Poco se habla de Ceuta y Melilla al cumplirse un año de los asaltos de inmigrantes subsaharianos a las vallas fronterizas. Hoy la imagen de la tragedia de la emigración clandestina ya no es la de los muertos en las alambradas o los abandonados en el desierto, sino la de los frágiles y atestados cayucos desafiando el Atlántico. Las dos ciudades norteafricanas viven mucho más tranquilas, mientras la situación en Canarias desborda a sus autoridades y el debate político arrecia.

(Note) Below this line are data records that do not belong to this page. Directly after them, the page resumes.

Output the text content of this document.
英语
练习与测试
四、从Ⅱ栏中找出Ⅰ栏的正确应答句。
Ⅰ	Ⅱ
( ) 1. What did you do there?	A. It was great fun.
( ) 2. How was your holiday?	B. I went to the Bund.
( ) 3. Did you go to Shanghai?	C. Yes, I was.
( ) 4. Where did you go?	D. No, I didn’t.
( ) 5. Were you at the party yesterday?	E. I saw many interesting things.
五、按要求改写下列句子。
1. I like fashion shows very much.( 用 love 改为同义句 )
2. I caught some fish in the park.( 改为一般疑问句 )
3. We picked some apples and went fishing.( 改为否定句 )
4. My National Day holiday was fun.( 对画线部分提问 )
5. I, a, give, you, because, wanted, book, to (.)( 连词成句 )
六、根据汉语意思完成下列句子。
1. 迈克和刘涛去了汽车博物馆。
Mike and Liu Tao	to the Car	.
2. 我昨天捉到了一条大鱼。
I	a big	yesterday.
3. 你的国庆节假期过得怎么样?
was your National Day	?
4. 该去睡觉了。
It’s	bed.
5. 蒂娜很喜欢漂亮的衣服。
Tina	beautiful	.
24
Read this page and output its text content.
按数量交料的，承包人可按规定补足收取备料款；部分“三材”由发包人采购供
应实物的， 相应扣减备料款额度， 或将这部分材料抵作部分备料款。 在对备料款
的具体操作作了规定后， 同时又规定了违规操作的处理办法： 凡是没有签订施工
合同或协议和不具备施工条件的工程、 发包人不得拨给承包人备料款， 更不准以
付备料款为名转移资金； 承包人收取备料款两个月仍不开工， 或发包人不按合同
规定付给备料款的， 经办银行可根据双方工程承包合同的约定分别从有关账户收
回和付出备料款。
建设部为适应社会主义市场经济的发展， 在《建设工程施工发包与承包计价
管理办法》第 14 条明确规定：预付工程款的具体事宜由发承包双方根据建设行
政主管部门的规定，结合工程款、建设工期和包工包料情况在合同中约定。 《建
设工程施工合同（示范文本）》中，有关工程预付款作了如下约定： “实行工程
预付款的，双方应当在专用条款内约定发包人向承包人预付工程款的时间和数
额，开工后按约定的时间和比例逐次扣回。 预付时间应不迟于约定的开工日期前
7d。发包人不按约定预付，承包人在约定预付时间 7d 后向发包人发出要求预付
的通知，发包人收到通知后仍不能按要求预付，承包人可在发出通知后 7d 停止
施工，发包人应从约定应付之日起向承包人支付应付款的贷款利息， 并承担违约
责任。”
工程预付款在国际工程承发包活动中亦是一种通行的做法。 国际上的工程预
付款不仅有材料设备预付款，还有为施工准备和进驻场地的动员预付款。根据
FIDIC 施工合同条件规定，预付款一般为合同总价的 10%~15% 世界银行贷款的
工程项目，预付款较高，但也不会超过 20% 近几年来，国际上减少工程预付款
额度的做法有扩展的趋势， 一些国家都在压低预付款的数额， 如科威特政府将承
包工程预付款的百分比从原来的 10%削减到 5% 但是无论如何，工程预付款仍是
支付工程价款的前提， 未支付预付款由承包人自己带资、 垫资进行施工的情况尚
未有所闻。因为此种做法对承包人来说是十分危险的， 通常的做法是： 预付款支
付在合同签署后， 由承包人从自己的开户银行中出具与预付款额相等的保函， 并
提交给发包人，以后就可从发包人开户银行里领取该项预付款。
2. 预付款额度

La colaboración de Marruecos, calificada repetidamente de ejemplar por España sin reparar en sus métodos, ha acabado con la presión sobre Ceuta y Melilla. Los intentos de entrada no alcanzan los 400 entre ambas vallas este año, mientras que en el 2005 hubo casi 20.000. Apenas unas decenas de subsaharianos, hostigados por las fuerzas de seguridad marroquís, siguen malviviendo en los bosques cercanos a la espera de una ocasión que no parece que vaya a llegar.

Solo rompió la calma un extraño episodio en Melilla, donde murieron tres personas en vísperas de la conferencia euroafricana sobre emigración celebrada en julio en Rabat.

A medida que España pacta con los países de salida el aumento del control por tierra y mar, las rutas se desplazan al sur y, ahora, también al este. Primero al Sáhara, luego a Mauritania y Senegal. Ahora la mayoría de los cayucos salen del sur de este país e incluso de Guinea Bissau, para emprender travesías de hasta 2.500 kilómetros rumbo a Canarias. Y del este de Marruecos y también de Argelia zarpan pateras que, tratando de eludir los radares llegan a Almería. Alguna, a Murcia.

La inmensa mayoría de los inmigrantes entran en España por avión o por la frontera con Francia. Los más de 25.000 llegados a Canarias quedan por debajo del 5% de la media anual.